Spencer doesn't dig into this issue, since he's primarily focused on using Patreon to vault to a larger socialist critique of crowdfunding platforms in general. But he does allude to it briefly when he distinguishes between "art" made by "artists" and "content" made by "creators." (A boundary line I've also drawn in the past.) Aside from its initial mention of "artists" on the landing page, Patreon uses the word "creators" almost exclusively throughout the rest of its copy––in Spencer's mind, justifiably so. He writes:
Art and content are not the same. Content is produced with a specific, marketable goal in mind. Patreon turns artists into content-makers whose creativity is moderated by their patrons.
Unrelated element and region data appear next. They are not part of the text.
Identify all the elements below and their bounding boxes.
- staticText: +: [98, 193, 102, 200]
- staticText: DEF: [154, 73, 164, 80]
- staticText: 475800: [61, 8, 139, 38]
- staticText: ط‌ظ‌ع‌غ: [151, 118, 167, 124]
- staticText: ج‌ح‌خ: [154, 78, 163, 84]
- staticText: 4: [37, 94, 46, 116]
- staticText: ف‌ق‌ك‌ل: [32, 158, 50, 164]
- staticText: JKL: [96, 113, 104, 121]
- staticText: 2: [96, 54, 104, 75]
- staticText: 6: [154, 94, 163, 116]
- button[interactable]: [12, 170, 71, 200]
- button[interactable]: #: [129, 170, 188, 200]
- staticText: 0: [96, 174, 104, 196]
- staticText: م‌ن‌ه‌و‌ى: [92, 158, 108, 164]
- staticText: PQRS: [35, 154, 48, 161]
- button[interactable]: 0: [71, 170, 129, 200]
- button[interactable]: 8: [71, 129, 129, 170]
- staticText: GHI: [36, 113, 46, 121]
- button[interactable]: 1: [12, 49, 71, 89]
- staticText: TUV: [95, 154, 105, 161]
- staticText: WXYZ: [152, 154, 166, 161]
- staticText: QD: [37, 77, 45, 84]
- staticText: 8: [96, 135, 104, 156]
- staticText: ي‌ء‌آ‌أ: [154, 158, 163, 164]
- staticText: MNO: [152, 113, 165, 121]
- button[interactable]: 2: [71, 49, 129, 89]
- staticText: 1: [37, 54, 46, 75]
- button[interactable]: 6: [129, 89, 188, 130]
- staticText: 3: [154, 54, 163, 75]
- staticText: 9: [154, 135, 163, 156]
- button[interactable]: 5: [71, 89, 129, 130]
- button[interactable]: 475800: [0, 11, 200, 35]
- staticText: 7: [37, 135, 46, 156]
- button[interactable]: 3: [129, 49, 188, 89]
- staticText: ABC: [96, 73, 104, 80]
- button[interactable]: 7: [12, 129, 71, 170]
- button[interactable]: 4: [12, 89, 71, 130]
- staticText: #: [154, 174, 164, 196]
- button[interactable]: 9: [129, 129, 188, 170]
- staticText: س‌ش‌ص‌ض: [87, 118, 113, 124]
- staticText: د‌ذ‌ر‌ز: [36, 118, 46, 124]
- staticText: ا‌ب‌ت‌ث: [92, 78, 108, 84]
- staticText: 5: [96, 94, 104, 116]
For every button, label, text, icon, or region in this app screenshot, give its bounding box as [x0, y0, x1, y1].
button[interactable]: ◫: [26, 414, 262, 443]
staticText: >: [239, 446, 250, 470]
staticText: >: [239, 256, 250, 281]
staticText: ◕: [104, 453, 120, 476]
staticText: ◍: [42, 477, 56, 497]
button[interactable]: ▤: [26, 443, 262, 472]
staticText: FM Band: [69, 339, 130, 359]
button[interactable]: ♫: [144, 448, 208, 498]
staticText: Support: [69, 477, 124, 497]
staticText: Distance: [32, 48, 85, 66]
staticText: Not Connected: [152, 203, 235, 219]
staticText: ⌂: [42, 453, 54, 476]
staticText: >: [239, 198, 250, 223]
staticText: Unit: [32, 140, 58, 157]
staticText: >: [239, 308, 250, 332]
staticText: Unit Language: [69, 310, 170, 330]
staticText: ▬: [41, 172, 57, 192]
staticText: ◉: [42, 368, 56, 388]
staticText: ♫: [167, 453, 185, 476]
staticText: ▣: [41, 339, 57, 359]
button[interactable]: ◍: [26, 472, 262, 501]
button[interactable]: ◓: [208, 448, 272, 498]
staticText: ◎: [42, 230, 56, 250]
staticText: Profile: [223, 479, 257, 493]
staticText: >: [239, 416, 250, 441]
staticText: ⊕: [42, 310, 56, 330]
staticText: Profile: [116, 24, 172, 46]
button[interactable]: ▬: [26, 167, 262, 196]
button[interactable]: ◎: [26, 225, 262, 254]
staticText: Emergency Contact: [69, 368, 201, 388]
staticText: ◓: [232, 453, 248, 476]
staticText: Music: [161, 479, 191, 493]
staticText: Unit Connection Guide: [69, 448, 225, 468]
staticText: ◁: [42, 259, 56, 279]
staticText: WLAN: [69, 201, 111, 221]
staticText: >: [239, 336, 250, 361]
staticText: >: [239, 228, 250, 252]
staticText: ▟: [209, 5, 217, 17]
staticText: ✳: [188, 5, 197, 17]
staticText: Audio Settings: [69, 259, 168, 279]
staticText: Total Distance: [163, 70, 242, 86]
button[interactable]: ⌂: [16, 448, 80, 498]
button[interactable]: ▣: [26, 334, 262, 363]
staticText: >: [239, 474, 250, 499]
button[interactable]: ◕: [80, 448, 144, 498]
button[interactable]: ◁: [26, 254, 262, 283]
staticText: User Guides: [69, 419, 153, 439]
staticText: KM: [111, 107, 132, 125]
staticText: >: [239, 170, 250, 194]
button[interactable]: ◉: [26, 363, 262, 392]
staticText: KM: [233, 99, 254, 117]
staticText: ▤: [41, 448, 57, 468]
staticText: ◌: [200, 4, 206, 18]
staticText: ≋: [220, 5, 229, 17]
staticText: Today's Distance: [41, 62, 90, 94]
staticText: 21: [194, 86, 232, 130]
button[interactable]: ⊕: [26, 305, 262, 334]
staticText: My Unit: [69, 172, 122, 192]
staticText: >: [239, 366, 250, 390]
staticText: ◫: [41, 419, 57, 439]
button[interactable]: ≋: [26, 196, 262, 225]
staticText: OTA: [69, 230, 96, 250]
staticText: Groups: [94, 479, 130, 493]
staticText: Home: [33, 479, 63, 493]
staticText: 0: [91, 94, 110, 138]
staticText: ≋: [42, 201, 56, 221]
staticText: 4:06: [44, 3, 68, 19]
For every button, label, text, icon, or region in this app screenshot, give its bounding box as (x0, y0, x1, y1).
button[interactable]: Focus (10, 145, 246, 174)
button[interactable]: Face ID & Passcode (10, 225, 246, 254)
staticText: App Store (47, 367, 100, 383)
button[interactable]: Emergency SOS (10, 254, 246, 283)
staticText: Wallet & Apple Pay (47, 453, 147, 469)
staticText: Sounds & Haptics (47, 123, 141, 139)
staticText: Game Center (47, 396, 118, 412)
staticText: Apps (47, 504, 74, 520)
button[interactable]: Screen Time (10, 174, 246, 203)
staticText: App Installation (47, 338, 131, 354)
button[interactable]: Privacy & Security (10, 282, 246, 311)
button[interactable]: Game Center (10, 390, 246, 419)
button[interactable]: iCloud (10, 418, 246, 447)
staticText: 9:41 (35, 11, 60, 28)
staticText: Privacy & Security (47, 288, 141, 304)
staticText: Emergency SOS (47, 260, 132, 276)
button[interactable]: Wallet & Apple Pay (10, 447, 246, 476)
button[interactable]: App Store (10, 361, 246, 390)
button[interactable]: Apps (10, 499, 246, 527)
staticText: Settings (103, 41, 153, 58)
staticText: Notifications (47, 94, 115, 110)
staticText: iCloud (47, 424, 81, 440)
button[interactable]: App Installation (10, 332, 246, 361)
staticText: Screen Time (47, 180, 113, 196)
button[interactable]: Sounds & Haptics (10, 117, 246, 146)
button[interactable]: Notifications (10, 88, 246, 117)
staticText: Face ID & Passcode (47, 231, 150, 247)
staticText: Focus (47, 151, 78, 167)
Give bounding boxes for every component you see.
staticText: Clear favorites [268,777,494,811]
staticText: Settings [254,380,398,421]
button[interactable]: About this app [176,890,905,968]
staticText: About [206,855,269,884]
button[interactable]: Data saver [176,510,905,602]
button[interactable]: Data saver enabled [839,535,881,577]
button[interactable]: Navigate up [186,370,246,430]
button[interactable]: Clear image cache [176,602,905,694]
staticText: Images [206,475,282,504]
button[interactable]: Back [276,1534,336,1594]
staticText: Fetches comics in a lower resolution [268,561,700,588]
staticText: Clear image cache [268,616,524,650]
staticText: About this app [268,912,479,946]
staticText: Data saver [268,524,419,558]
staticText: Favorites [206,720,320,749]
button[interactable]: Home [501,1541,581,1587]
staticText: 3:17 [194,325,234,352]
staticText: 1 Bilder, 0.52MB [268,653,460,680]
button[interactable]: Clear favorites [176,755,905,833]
That transformation taints Patreon like a flatulent passenger taints a scenic road trip. In my mind, crowdfunding's most exciting potential for contemporary artists would be as an alternative revenue stream for ambitious and/or challenging work––in other words, work more singular than the instantly digestible selfie-bait that rules today's hyper-commoditized art market. But since Patreon's reliance on scale favors artists able to appeal to a broad audience of casual fans, the platform ultimately just detours us back into the same forgettable freeway lane as much of the 21st-century gallery system. And that shared destination makes Patreon-style crowdfunding a route that all but the most mainstream-compatible artists might be wise to avoid.